Dat dit in de praktijk onvoldoende gebeurt moge duidelijk zijn. Decennialang zijn er talloze (giftige) stoffen vrijgelaten in ons milieu, waarvan onvoldoende bekend was wat de gevolgen voor mens, dier en milieu op de langere termijn zouden zijn. Denk aan asbest, PFAS en microplastics. Het waren vaak de grote economische belangen van de fabrikanten die door een effectieve lobby beleidsmakers en bestuurders overtuigden het voorzorgsprincipe niet te hanteren. Inmiddels weten we waar dat toe kan leiden.

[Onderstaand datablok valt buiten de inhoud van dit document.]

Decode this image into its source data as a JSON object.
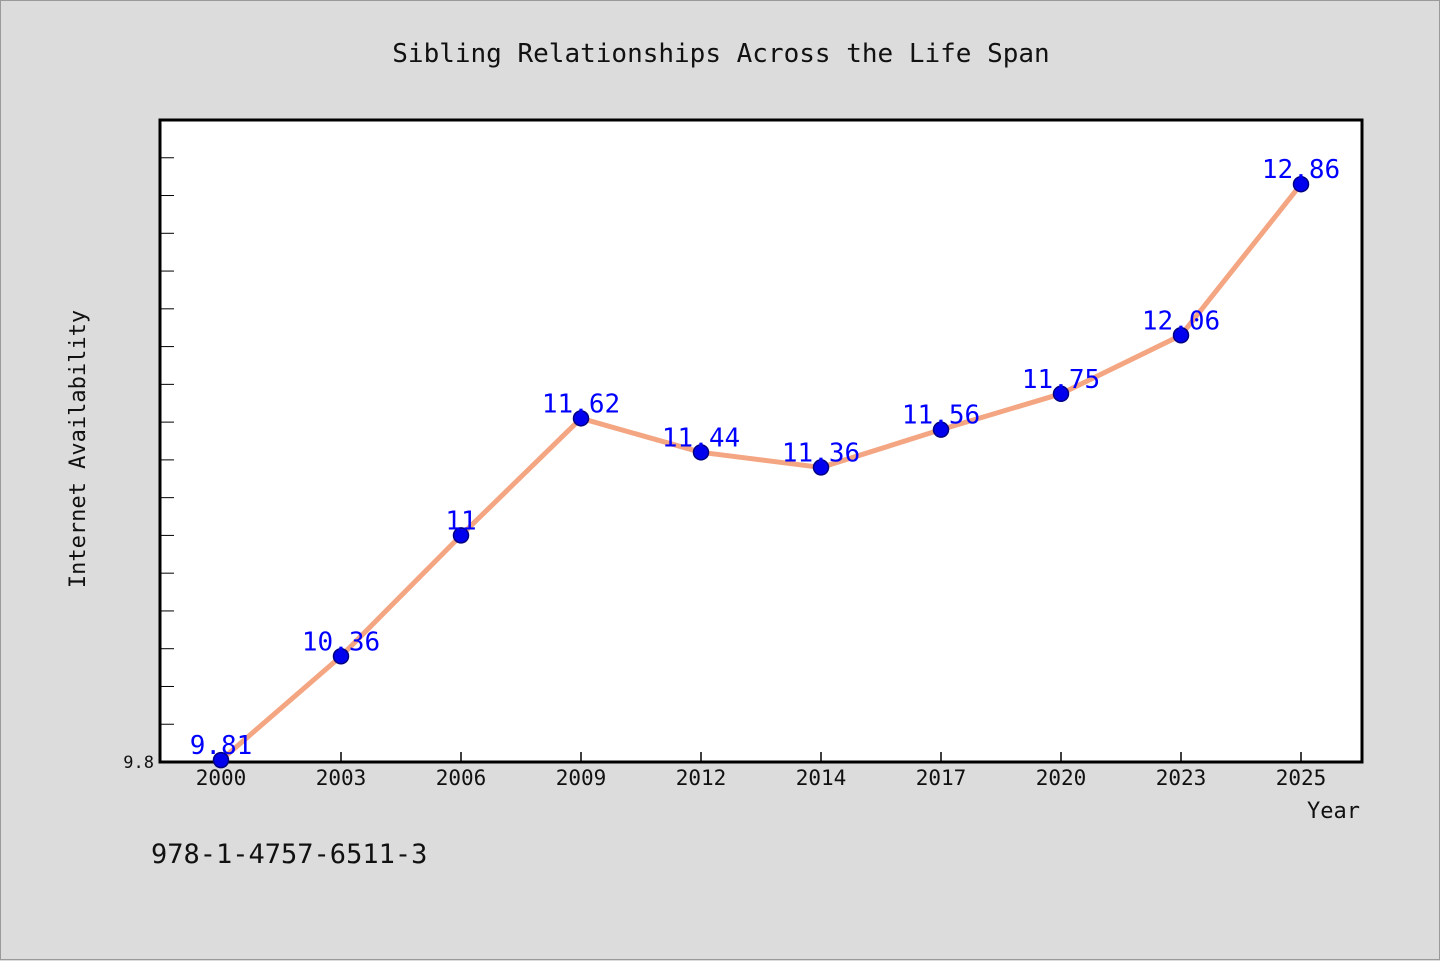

Ik kom tot de conclusie dat dit voor AI in ieder geval tot een heroverweging moet leiden. Saxion nam in februari al de vlucht naar voren en organiseerde een in-house debat over ‘Leren in tijden van ChatGPT’. Laten we naast de betekenis van AI voor ons onderwijs en onderzoek ook recht doen aan de oproep van Hinton door de binnen Saxion aanwezige denkkracht te bundelen en zo gezamenlijk de kansen en risico’s van AI op de lange termijn door te denken. Niet alleen de vragen ‘werkt het?’ en ‘mag het?’, maar juist de vraag ‘moeten we het willen? past bij onze maatschappelijke rol als University of Applied Sciences.